The Greatest Hits of De Facto Annexation

To grasp the scale of hypocrisy, let’s revisit the Top Five U.S. Moves That Weren’t Annexation (But Were):

  1. Recognizing the Golan Heights (2019):
    Because nothing screams “rule of law” like endorsing territorial conquest.

  2. Moving the Embassy to Jerusalem (2018):
    A gift-wrapped recognition of Israel’s claim over the whole city — a symbolic middle finger to Palestinian sovereignty.

  3. Declaring Settlements Legal (2019):
    Pompeo’s cheerful declaration that settlements were “not inconsistent with international law” — rewriting decades of U.S. policy with the precision of a bulldozer.

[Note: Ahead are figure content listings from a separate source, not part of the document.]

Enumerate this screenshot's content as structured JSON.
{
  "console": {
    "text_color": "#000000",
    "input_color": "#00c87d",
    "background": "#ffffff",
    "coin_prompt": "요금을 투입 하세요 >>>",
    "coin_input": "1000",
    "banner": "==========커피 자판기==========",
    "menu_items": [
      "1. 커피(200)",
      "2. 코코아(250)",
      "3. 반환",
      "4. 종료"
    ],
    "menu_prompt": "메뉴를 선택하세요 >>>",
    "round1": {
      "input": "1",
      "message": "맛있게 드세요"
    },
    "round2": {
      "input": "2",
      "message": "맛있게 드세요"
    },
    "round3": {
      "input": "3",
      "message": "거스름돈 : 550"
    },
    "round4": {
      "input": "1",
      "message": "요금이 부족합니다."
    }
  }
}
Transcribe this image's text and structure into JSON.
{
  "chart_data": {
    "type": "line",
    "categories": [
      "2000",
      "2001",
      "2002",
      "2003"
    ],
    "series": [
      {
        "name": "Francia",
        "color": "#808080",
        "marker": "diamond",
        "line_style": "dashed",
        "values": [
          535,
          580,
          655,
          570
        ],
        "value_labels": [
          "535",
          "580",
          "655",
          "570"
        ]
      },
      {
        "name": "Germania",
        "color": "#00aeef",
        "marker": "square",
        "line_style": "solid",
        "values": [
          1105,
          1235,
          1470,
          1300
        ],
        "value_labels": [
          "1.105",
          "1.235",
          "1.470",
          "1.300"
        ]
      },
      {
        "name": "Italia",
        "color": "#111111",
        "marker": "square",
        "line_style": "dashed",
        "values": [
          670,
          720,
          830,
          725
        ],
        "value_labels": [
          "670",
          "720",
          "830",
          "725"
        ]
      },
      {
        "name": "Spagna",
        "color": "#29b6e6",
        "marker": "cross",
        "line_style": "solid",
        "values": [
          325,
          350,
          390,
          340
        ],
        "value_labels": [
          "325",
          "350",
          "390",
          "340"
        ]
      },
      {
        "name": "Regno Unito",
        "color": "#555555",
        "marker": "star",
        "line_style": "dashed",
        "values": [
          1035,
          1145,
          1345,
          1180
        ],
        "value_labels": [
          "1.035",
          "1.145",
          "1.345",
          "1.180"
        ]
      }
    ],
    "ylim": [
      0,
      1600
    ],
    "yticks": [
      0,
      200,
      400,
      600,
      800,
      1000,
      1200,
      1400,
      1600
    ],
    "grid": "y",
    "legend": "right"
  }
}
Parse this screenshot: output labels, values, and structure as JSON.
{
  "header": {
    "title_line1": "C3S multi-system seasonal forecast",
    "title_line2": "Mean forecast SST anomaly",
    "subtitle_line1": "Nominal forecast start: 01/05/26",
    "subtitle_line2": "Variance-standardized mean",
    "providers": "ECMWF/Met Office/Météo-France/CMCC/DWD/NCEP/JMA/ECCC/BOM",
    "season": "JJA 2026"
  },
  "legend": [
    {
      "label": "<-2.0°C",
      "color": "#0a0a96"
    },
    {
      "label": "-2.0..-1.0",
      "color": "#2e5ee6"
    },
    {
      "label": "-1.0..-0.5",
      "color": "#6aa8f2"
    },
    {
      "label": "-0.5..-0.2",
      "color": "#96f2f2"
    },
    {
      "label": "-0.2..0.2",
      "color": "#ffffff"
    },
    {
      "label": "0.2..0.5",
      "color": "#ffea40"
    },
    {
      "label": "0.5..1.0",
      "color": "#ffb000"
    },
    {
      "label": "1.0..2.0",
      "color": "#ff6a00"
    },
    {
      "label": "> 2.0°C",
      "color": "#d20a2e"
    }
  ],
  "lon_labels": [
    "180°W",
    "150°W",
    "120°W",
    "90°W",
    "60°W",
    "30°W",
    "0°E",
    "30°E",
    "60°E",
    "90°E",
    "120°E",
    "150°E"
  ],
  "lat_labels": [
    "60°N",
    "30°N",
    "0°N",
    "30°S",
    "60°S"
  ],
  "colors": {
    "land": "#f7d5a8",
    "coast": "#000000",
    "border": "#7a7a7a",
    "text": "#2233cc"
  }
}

  4. Defunding the Palestinians:
    UNRWA slashed. Palestinian Authority starved. The logic? Starve the institutions, then blame them for being “too weak to govern.”

  5. Burying the Two-State Solution:
    A political obituary disguised as a peace plan. What remained was not a “solution,” but an apartheid management system with nicer graphics.




Reality Check: Annexation Without the Ceremony

By the time Netanyahu toyed with formally announcing annexation, there was almost nothing left to declare.
The walls were up, the roads divided, the maps rewritten, and the U.S. had already signed the permission slip.

De facto annexation had become so routine that even calling it “controversial” felt outdated — like debating the ethics of a crime scene long after the evidence was buried.

Meanwhile, Trump’s envoys proudly called it a “win-win.” For whom, exactly?
For the settlers with new roads, armed protection, and legal immunity — certainly.

For the Palestinians penned behind barriers, stripped of land, water, and movement — not so much.




Two Laws, One Land, and Zero Justice

Israel’s control of the West Bank operates like a manual on modern apartheid.
Settlers enjoy civilian law — highways, infrastructure, and tax breaks.
Palestinians live under military law — curfews, raids, and checkpoints.
It’s a system so starkly unequal that even South African veterans of apartheid have called it by its rightful name

And through it all, the U.S. played the role of the “concerned friend” — the one who tells you they’re against violence while selling the ammunition wholesale.


The Legacy of a Contradiction

Jack Khoury was right to call it a paradox, but perhaps that’s too polite a word.
This was not a contradiction; it was a performance of virtue to mask the mechanics of domination.

Trump didn’t need to sign an annexation decree.
He merely changed the weatherso that occupation no longer looked like occupation, but “security”; dispossession no longer sounded like injustice, but “peacekeeping.”

By the time the world blinked, annexation wasn’t a plan — it was a lived reality.


And So, the Curtain Closes

The Trump era will be remembered not for its honesty, but for its eloquent deceit.
It taught the world that you can destroy a people’s hope — legally, strategically, and photographically — while still calling it diplomacy.



The annexation that wasn’t — was.
The peace that was promised — wasn’t.
And the “deal of the century” turned out to be a century-long theft, finalized with a handshake and a smirk.